Ahsen Okyar Söylenmek yerine söylemek lazım… Şikayet edeceğine sen de alternatifini oluştur.

27Mar/140

Gelecek Bir Tasarımdır 2023 Aylık Dergi

[editörden] http://www.2023.gen.tr/

Son yüzyılın dünya tarihi, önemli konu başlıkları ve kriz/çatışma alanları bağlamında değerlendirildiğinde, Türkiye’nin merkezinde olduğu geniş bir coğrafyada yaşanan gelişmelerin ağırlıklı bir yekûn tutacağı tartışma götürmez bir gerçektir.

Hatta son 10-15 yıllık yakın tarihte yaşananlar bile hatıra getirildiğinde ne denli çetin bir coğrafyada bulunduğumuz anlaşılacaktır.

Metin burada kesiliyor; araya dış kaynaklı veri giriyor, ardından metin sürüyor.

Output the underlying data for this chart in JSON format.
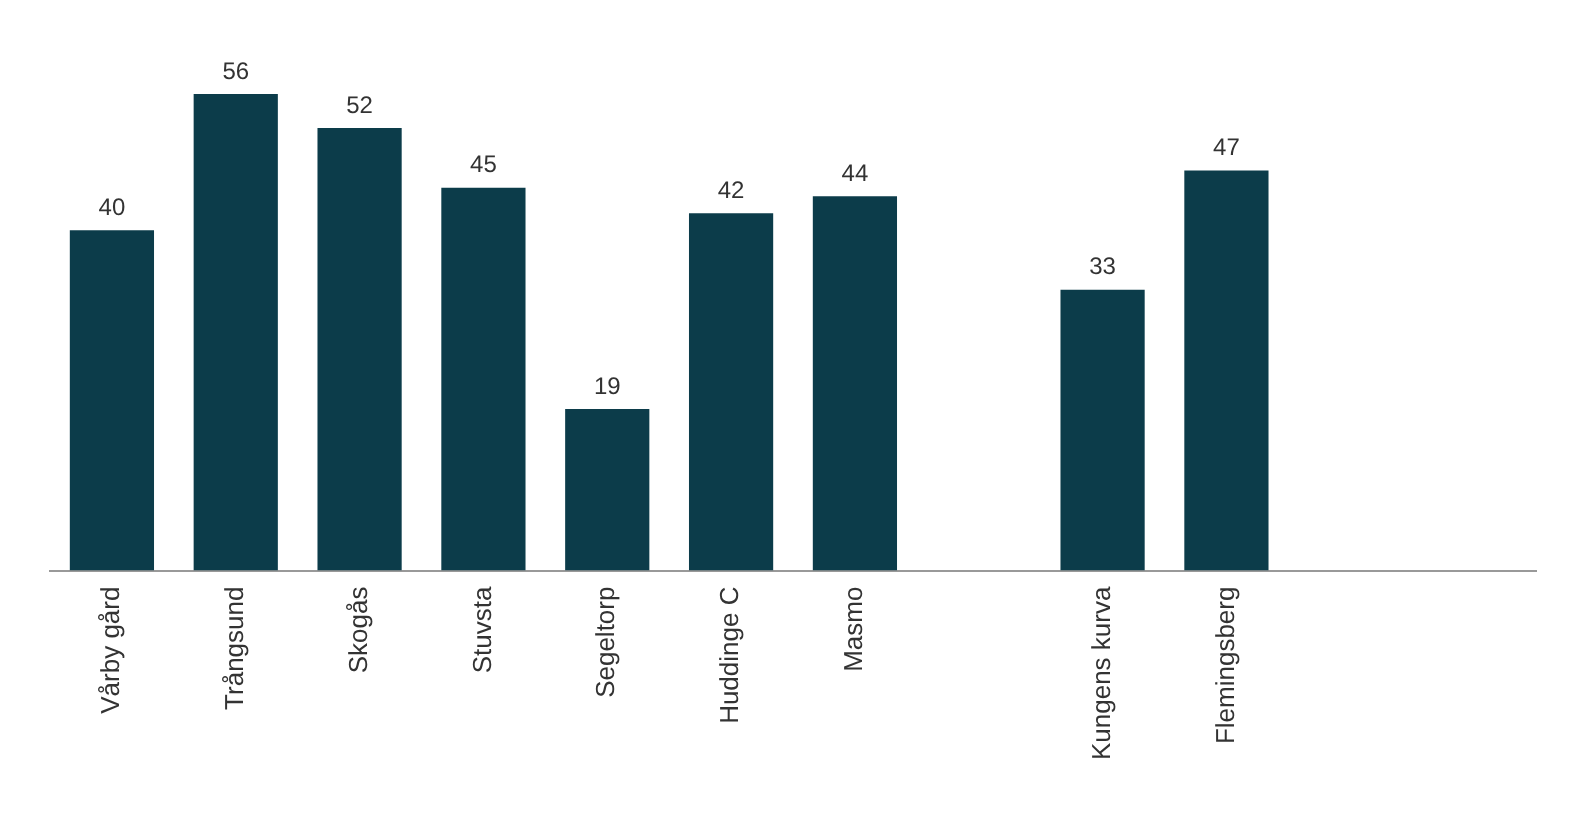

Bir taraftan fiilî işgallerin ve iç çatışmaların, diğer taraftan “Renkli Devrimler”in ve “Arap Baharı” ismiyle maruf toplumsal hareketlerin yaşandığı yakın coğrafyamızdaki her gelişme, şüphesiz ülkemizi de muhtelif derecelerde ilgilendirmekte ve etkilemektedir.

Irak’ın işgaliyle başlayan ve Suriye kriziyle devam eden gelişmelerinin coğrafyamızda ve vicdanlarımızda oluşturduğu derin yarılmaların komplikasyonları daha tam anlamıyla ortaya çıkmamışken; bunlarla baş edecek ahlâkî ve siyasî zemin/akıl neşet etmemişken; ülkemizde de toplumsal fay hatlarının hareketlenmesi söz konusu gelişmeleri bizim açımızdan daha vahim hâle getirmektedir.

Toplumsal kutuplaşmaların artması, memnuniyetsiz kitlelerin kendilerini sokak hareketleriyle ifâde etmeye başlaması, nihayetinde şiddetin aklımızı, vicdanımızı kuşatarak ve kendini tekrar ederek büyüyen bir girdaba dönüşmesi, bu endişeleri daha da artırmaktadır.

Etrafımızda yaşanan gelişmelerden hisseler çıkartarak, ülkemizi ve bölgemizi felâha erdirecek bir strateji üretmesi gerekenlerin -sorumluluk mevkiindekilerin-; akıl tutulmasına ya da güç zehirlenmesine mâruz kalarak ya da muhtelif yanlış okumaların kurbanı olarak ülkemizi bir çatışma ortamına sürüklemeleri, bugün elbirliği ile çözüm bulmamız gereken en önemli sorundur.

Tarihsel birikim ve tecrübelerimiz ile bugün ulaşmış olduğumuz seviye değerlendirildiğinde, izahı bir hayli zor olan mevcut tavır alış biçiminin ülkeyi sürüklediği çatışma ortamından çıkış için; uzlaşıyı, diyalogu, bütünleştirmeyi kendisine temel hedef olarak belirleyen bir siyasal iradeye ihtiyaç duyduğumuz açıktır.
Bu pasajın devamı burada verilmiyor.